Nossas asinhas são cortadas assim que espreitamos um voo que possa nos levar além da vidinha a qual estamos acostumados. Existem dois tipos de vida: A vida infinita e a nossa vidinha diária. A vida infinita é aquela que transcende a rotina do nosso dia a dia. Não temos controle algum sobre ela. Ela impõe as regras e cabe a nós aceita-las. Ela está conectada com a nossa alma e se organiza presenteando-nos com desafios que possam nos fazer crescer e amadurecer.  A nossa vidinha diária está conectada com o nosso ego. É totalmente controlada e organizada por ele. Rígida, não aceita mudanças, a não ser que estas sejam totalmente previsíveis.  Trememos de medo todas as vezes que a vida infinita invade os espaços de nosso ser. É mais fácil ser controlado do que perder o controle de um ego comprometido com estruturas de poder que anseiam a todo momento nos fragilizar. Temos um grande poder, embora, na maioria das vezes, não o reconheçamos. Aprisionamos nosso poder na jaula de nossa consciência alienada. Tememos muito mais o nosso verdadeiro poder do que a falta dele. É mais fácil ser a vítima do que o herói que nos habita. Aprisionamos o nosso verdadeiro ser para ser objeto de desejo de estruturas alienantes. O herói faz; a vítima clama. Somos levados a acreditar muito mais na nossa fragilidade do que na nossa força. Clamando o que nos falta, deixamos de fazer o que precisa ser feito: lapidar o cristal que existe dentro de nosso ser.  Assim, como na historinha abaixo, liberte o seu rei para se tornar soberano sobre si mesmo.

O REI DA JAULA

Era uma vez um leão chamado Cristal que morava dentro de uma jaula, no jardim zoológico de uma grande cidade, desde o seu nascimento. Junto com ele, moravam mais dois leões e duas leoas. Cristal vivia feliz neste mundo encarcerado. Nunca conhecera outro mundo a não ser o seu. Sem critérios de comparação, achava que as possibilidades da vida se limitavam às possibilidades ofertadas pelo seu limitado mundinho. Se algum incômodo começasse a surgir, querendo alerta-lo para a imensidão do mundo lá fora, tratava de criar um desafio que pudesse desviar a sua atenção para as pequenas recompensas que a sua vidinha lhe ofertava. Por não ter nunca recebido uma grande recompensa, ou desejado isto, carecia de critérios de comparação para avaliar se as recompensas que a sua vidinha lhe oferecia eram realmente compensadoras.   Dentro de sua jaula, ele era o leão que mandava. Era o mais forte , o rei da jaula;  e isto lhe bastava, assim como muita gente que se sente poderosa.

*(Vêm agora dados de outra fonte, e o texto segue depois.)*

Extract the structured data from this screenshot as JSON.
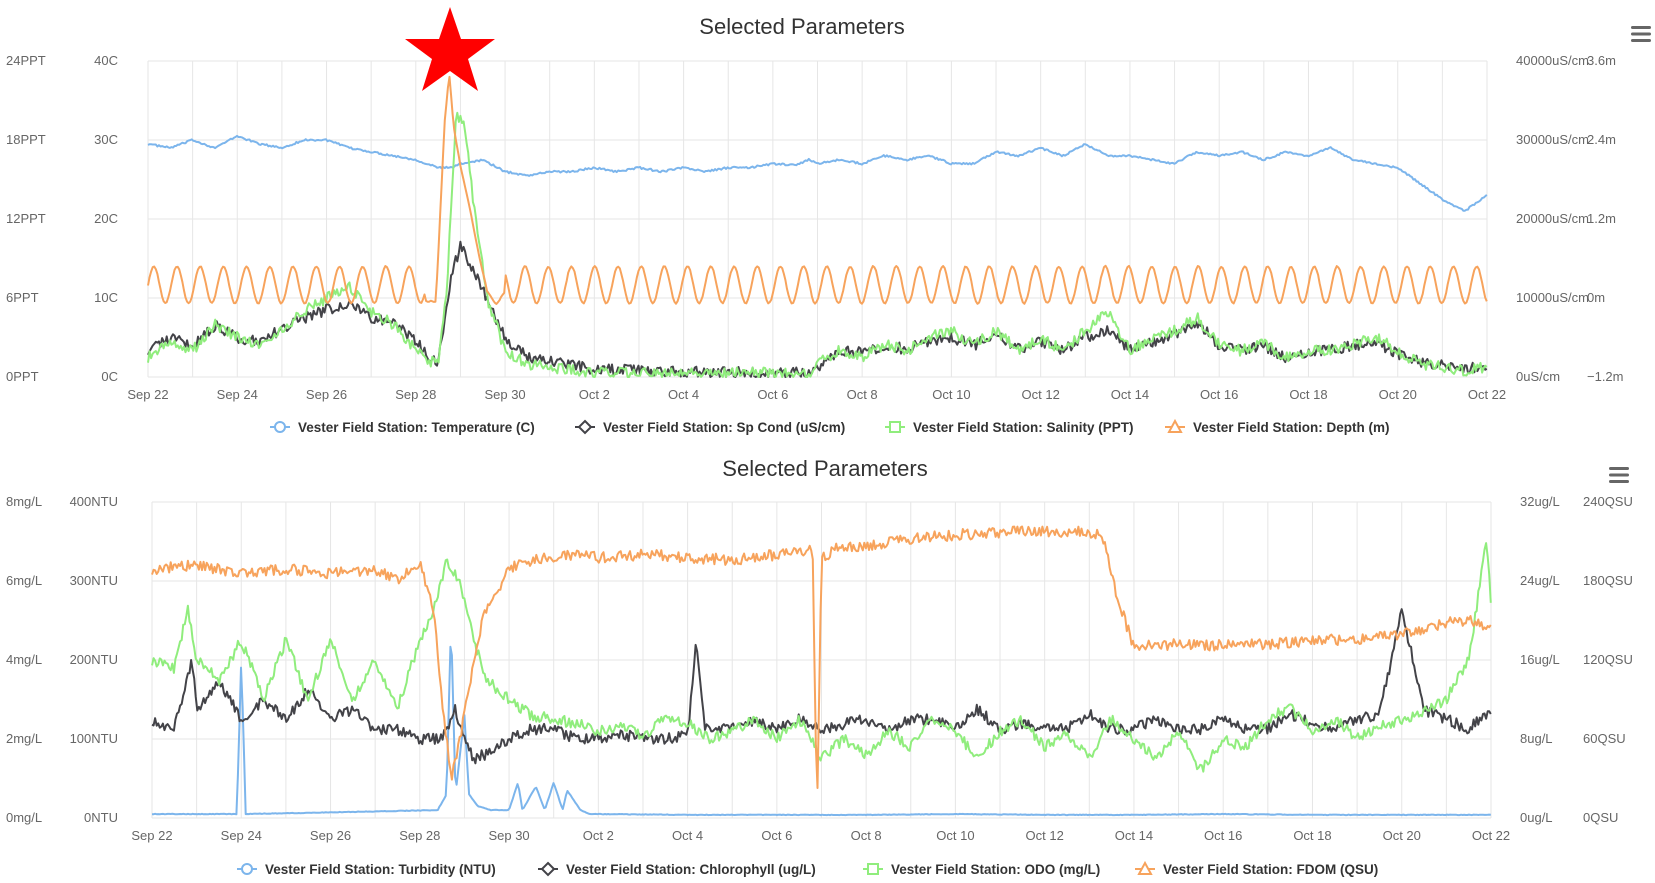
{
  "app": {
    "chart_title_labels": [
      "Selected Parameters",
      "Selected Parameters"
    ],
    "menu_icon": "hamburger-menu-icon",
    "star_icon": "red-star-icon",
    "colors": {
      "blue": "#7cb5ec",
      "black": "#434348",
      "green": "#90ed7d",
      "orange": "#f7a35c",
      "star": "#ff0000",
      "grid": "#e6e6e6",
      "axis_text": "#666666",
      "title_text": "#333333"
    }
  },
  "chart_data": [
    {
      "type": "line",
      "title": "Selected Parameters",
      "x_ticks": [
        "Sep 22",
        "Sep 24",
        "Sep 26",
        "Sep 28",
        "Sep 30",
        "Oct 2",
        "Oct 4",
        "Oct 6",
        "Oct 8",
        "Oct 10",
        "Oct 12",
        "Oct 14",
        "Oct 16",
        "Oct 18",
        "Oct 20",
        "Oct 22"
      ],
      "x_range_days": [
        0,
        30
      ],
      "axes": {
        "left_outer": {
          "ticks": [
            "0PPT",
            "6PPT",
            "12PPT",
            "18PPT",
            "24PPT"
          ],
          "range": [
            0,
            24
          ]
        },
        "left_inner": {
          "ticks": [
            "0C",
            "10C",
            "20C",
            "30C",
            "40C"
          ],
          "range": [
            0,
            40
          ]
        },
        "right_inner": {
          "ticks": [
            "0uS/cm",
            "10000uS/cm",
            "20000uS/cm",
            "30000uS/cm",
            "40000uS/cm"
          ],
          "range": [
            0,
            40000
          ]
        },
        "right_outer": {
          "ticks": [
            "−1.2m",
            "0m",
            "1.2m",
            "2.4m",
            "3.6m"
          ],
          "range": [
            -1.2,
            3.6
          ]
        }
      },
      "annotation": {
        "type": "star",
        "x_day": 6.8
      },
      "series": [
        {
          "name": "Vester Field Station: Temperature (C)",
          "color": "blue",
          "marker": "circle",
          "axis": "left_inner",
          "x": [
            0,
            0.5,
            1,
            1.5,
            2,
            2.5,
            3,
            3.5,
            4,
            4.5,
            5,
            5.5,
            6,
            6.5,
            6.8,
            7,
            7.5,
            8,
            8.5,
            9,
            9.5,
            10,
            10.5,
            11,
            11.5,
            12,
            12.5,
            13,
            13.5,
            14,
            14.5,
            14.8,
            15,
            15.5,
            16,
            16.5,
            17,
            17.5,
            18,
            18.5,
            19,
            19.5,
            20,
            20.5,
            21,
            21.5,
            22,
            22.5,
            23,
            23.5,
            24,
            24.5,
            25,
            25.5,
            26,
            26.5,
            27,
            27.5,
            28,
            28.5,
            29,
            29.5,
            30
          ],
          "y": [
            29.5,
            29,
            30,
            29,
            30.5,
            29.5,
            29,
            30,
            30,
            29,
            28.5,
            28,
            27.5,
            26.5,
            26.5,
            27,
            27.5,
            26,
            25.5,
            26,
            26,
            26.5,
            26,
            26.5,
            26,
            26.5,
            26,
            26.5,
            26.5,
            27,
            26.8,
            27.5,
            27,
            27.5,
            27,
            28,
            27.5,
            28,
            27,
            27,
            28.5,
            28,
            29,
            28,
            29.5,
            28,
            28,
            27.5,
            27,
            28.5,
            28,
            28.5,
            27.5,
            28.5,
            28,
            29,
            27.5,
            27,
            26.5,
            24.5,
            22.5,
            21,
            23
          ]
        },
        {
          "name": "Vester Field Station: Sp Cond (uS/cm)",
          "color": "black",
          "marker": "diamond",
          "axis": "right_inner",
          "x": [
            0,
            0.5,
            1,
            1.5,
            2,
            2.5,
            3,
            3.5,
            4,
            4.5,
            5,
            5.5,
            6,
            6.3,
            6.5,
            6.8,
            7,
            7.2,
            7.5,
            8,
            8.5,
            9,
            9.5,
            10,
            11,
            12,
            13,
            14,
            14.8,
            15,
            15.5,
            16,
            16.5,
            17,
            17.5,
            18,
            18.5,
            19,
            19.5,
            20,
            20.5,
            21,
            21.5,
            22,
            22.5,
            23,
            23.5,
            24,
            24.5,
            25,
            25.5,
            26,
            26.5,
            27,
            27.5,
            28,
            28.5,
            29,
            29.5,
            30
          ],
          "y": [
            3500,
            5000,
            4000,
            6500,
            5000,
            4500,
            6000,
            7500,
            8500,
            9500,
            7500,
            7000,
            4500,
            2500,
            2000,
            13000,
            16500,
            14500,
            11000,
            5000,
            2500,
            2000,
            1500,
            1000,
            800,
            700,
            600,
            500,
            500,
            1300,
            3500,
            3000,
            4000,
            3500,
            4500,
            5000,
            4000,
            5500,
            3500,
            4500,
            3500,
            5000,
            6000,
            3500,
            4500,
            5500,
            7000,
            4000,
            3500,
            4000,
            2500,
            3000,
            3500,
            4000,
            4500,
            3000,
            2000,
            1500,
            1000,
            1500
          ]
        },
        {
          "name": "Vester Field Station: Salinity (PPT)",
          "color": "green",
          "marker": "square",
          "axis": "left_outer",
          "x": [
            0,
            0.5,
            1,
            1.5,
            2,
            2.5,
            3,
            3.5,
            4,
            4.5,
            5,
            5.5,
            6,
            6.3,
            6.5,
            6.7,
            6.9,
            7.1,
            7.3,
            7.6,
            8,
            8.5,
            9,
            9.5,
            10,
            11,
            12,
            13,
            14,
            14.8,
            15,
            15.5,
            16,
            16.5,
            17,
            17.5,
            18,
            18.5,
            19,
            19.5,
            20,
            20.5,
            21,
            21.5,
            22,
            22.5,
            23,
            23.5,
            24,
            24.5,
            25,
            25.5,
            26,
            26.5,
            27,
            27.5,
            28,
            28.5,
            29,
            29.5,
            30
          ],
          "y": [
            1.5,
            2.5,
            2,
            4,
            3,
            2.5,
            3.5,
            5,
            6,
            7,
            5,
            4,
            2,
            1.2,
            1,
            7,
            20,
            19,
            13,
            6,
            2,
            1,
            0.8,
            0.5,
            0.4,
            0.3,
            0.3,
            0.3,
            0.3,
            0.2,
            1,
            2,
            1.5,
            2.5,
            2,
            3,
            3.5,
            2.5,
            3.5,
            2,
            3,
            2,
            3.5,
            5,
            2,
            3,
            3.5,
            4.5,
            2.5,
            2,
            2.5,
            1.5,
            2,
            2,
            2.5,
            3,
            2,
            1,
            0.8,
            0.5,
            0.8
          ]
        },
        {
          "name": "Vester Field Station: Depth (m)",
          "color": "orange",
          "marker": "triangle",
          "axis": "right_outer",
          "periodic": {
            "center": 0.2,
            "amplitude": 0.28,
            "period_days": 0.52
          },
          "x": [
            6.2,
            6.45,
            6.65,
            6.75,
            6.85,
            7.0,
            7.2,
            7.4,
            7.6,
            7.8,
            8.0
          ],
          "y": [
            -0.05,
            -0.05,
            2.7,
            3.4,
            2.6,
            2.0,
            1.4,
            0.7,
            0.1,
            -0.1,
            0.1
          ]
        }
      ]
    },
    {
      "type": "line",
      "title": "Selected Parameters",
      "x_ticks": [
        "Sep 22",
        "Sep 24",
        "Sep 26",
        "Sep 28",
        "Sep 30",
        "Oct 2",
        "Oct 4",
        "Oct 6",
        "Oct 8",
        "Oct 10",
        "Oct 12",
        "Oct 14",
        "Oct 16",
        "Oct 18",
        "Oct 20",
        "Oct 22"
      ],
      "x_range_days": [
        0,
        30
      ],
      "axes": {
        "left_outer": {
          "ticks": [
            "0mg/L",
            "2mg/L",
            "4mg/L",
            "6mg/L",
            "8mg/L"
          ],
          "range": [
            0,
            8
          ]
        },
        "left_inner": {
          "ticks": [
            "0NTU",
            "100NTU",
            "200NTU",
            "300NTU",
            "400NTU"
          ],
          "range": [
            0,
            400
          ]
        },
        "right_inner": {
          "ticks": [
            "0ug/L",
            "8ug/L",
            "16ug/L",
            "24ug/L",
            "32ug/L"
          ],
          "range": [
            0,
            32
          ]
        },
        "right_outer": {
          "ticks": [
            "0QSU",
            "60QSU",
            "120QSU",
            "180QSU",
            "240QSU"
          ],
          "range": [
            0,
            240
          ]
        }
      },
      "series": [
        {
          "name": "Vester Field Station: Turbidity (NTU)",
          "color": "blue",
          "marker": "circle",
          "axis": "left_inner",
          "x": [
            0,
            1.9,
            2,
            2.1,
            6.4,
            6.6,
            6.7,
            6.8,
            7.0,
            7.1,
            7.3,
            7.6,
            8,
            8.2,
            8.3,
            8.6,
            8.8,
            9,
            9.2,
            9.3,
            9.6,
            9.8,
            10,
            12,
            14,
            16,
            18,
            20,
            22,
            24,
            26,
            28,
            30
          ],
          "y": [
            5,
            5,
            200,
            5,
            10,
            30,
            250,
            30,
            130,
            30,
            15,
            10,
            10,
            45,
            10,
            40,
            10,
            45,
            10,
            35,
            10,
            5,
            5,
            4,
            4,
            4,
            5,
            4,
            4,
            5,
            4,
            4,
            4
          ]
        },
        {
          "name": "Vester Field Station: Chlorophyll (ug/L)",
          "color": "black",
          "marker": "diamond",
          "axis": "right_inner",
          "x": [
            0,
            0.5,
            0.9,
            1,
            1.5,
            2,
            2.5,
            3,
            3.5,
            4,
            4.5,
            5,
            5.5,
            6,
            6.5,
            6.8,
            7,
            7.2,
            7.5,
            8,
            8.5,
            9,
            9.5,
            10,
            10.5,
            11,
            11.5,
            12,
            12.2,
            12.4,
            13,
            13.5,
            14,
            14.5,
            15,
            15.5,
            16,
            16.5,
            17,
            17.5,
            18,
            18.5,
            19,
            19.5,
            20,
            20.5,
            21,
            21.5,
            22,
            22.5,
            23,
            23.5,
            24,
            24.5,
            25,
            25.5,
            26,
            26.5,
            27,
            27.5,
            28,
            28.5,
            29,
            29.5,
            30
          ],
          "y": [
            10,
            9,
            16,
            11,
            14,
            10,
            12,
            10,
            13,
            10,
            11,
            9,
            9,
            8,
            8,
            11,
            8,
            6,
            6.5,
            8,
            9,
            9,
            8,
            8,
            8.5,
            8,
            8,
            8.5,
            18,
            9,
            9,
            10,
            9,
            10,
            9,
            9.5,
            10,
            9,
            10,
            10,
            9,
            11,
            9,
            9.5,
            9,
            9,
            10.5,
            9,
            9,
            10,
            9,
            9,
            10,
            9,
            9,
            10.5,
            9.5,
            9,
            10,
            10.5,
            21,
            11,
            10,
            9,
            11
          ]
        },
        {
          "name": "Vester Field Station: ODO (mg/L)",
          "color": "green",
          "marker": "square",
          "axis": "left_outer",
          "x": [
            0,
            0.5,
            0.8,
            1,
            1.5,
            2,
            2.5,
            3,
            3.5,
            4,
            4.5,
            5,
            5.5,
            6,
            6.3,
            6.6,
            6.9,
            7.2,
            7.5,
            8,
            8.5,
            9,
            9.5,
            10,
            10.5,
            11,
            11.5,
            12,
            12.5,
            13,
            13.5,
            14,
            14.5,
            15,
            15.5,
            16,
            16.5,
            17,
            17.5,
            18,
            18.5,
            19,
            19.5,
            20,
            20.5,
            21,
            21.5,
            22,
            22.5,
            23,
            23.5,
            24,
            24.5,
            25,
            25.5,
            26,
            26.5,
            27,
            27.5,
            28,
            28.5,
            29,
            29.5,
            29.9,
            30
          ],
          "y": [
            4,
            3.8,
            5.3,
            4,
            3.5,
            4.5,
            3,
            4.5,
            3,
            4.5,
            3,
            4,
            2.8,
            4.5,
            5.2,
            6.5,
            6,
            4.5,
            3.5,
            3,
            2.6,
            2.5,
            2.4,
            2.2,
            2.3,
            2.1,
            2.5,
            2.4,
            2,
            2.2,
            2.5,
            2,
            2.5,
            1.5,
            2,
            1.6,
            2.2,
            1.8,
            2.5,
            2.2,
            1.5,
            2.2,
            2.5,
            1.8,
            2.1,
            1.5,
            2.5,
            2,
            1.5,
            2.2,
            1.2,
            2,
            1.8,
            2.5,
            2.8,
            2.2,
            2.5,
            2,
            2.3,
            2.5,
            2.7,
            3,
            4,
            7,
            5.4
          ]
        },
        {
          "name": "Vester Field Station: FDOM (QSU)",
          "color": "orange",
          "marker": "triangle",
          "axis": "right_outer",
          "x": [
            0,
            1,
            2,
            3,
            4,
            5,
            5.5,
            6,
            6.3,
            6.5,
            6.7,
            6.9,
            7.1,
            7.4,
            7.7,
            8,
            8.5,
            9,
            9.5,
            10,
            11,
            12,
            13,
            14,
            14.5,
            14.8,
            14.9,
            15,
            15.1,
            15.3,
            16,
            17,
            18,
            19,
            20,
            21,
            21.3,
            21.6,
            22,
            23,
            24,
            25,
            26,
            27,
            28,
            29,
            29.5,
            30
          ],
          "y": [
            189,
            192,
            186,
            189,
            186,
            189,
            180,
            195,
            160,
            90,
            30,
            60,
            100,
            150,
            170,
            190,
            195,
            198,
            200,
            198,
            200,
            198,
            196,
            200,
            202,
            205,
            0,
            200,
            198,
            205,
            207,
            212,
            215,
            217,
            218,
            217,
            214,
            170,
            130,
            132,
            131,
            132,
            135,
            136,
            140,
            148,
            150,
            145
          ]
        }
      ]
    }
  ]
}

Muitas vezes a vida insiste em mudanças que nem sempre desejamos. E foi exatamente isto que aconteceu com Cristal. Certo dia, a defensoria dos animais, resolveu libertar os leões do zoológico onde Cristal vivera desde o seu nascimento, levando-os de volta ao seu habitat natural. Não seriam mais prisioneiros e nem mesmo objetos de admiração das pessoas; poderiam, finalmente, gozar a liberdade. No entanto, não foi exatamente isto que aconteceu, pelo menos, com Cristal. Libertos de seu cárcere, os outros leões se perderam no gigantesco mundo que lhes foi presenteado. Dizem, que vez ou outra, apareciam exibindo muito vigor e força, além de uma farta família de leõezinhos.  Cristal, ao contrário, perdeu toda a sua exuberância. Elegeu uma toca como morada e raramente saía da mesma em busca de alimento; se contentava com os restos dos outros felinos. Diante de uma carniça já em estado de putrefação, foi abordado por uma hiena que deu uma estridente risada:
͟   Onde foi parar sua majestade?
͟  Minha majestade foi roubada quando tomaram o meu trono  e o mundo em que eu vivia antes de estar aqui. Lá, eu era o rei. Respondeu Cristal  com ar de humilhação.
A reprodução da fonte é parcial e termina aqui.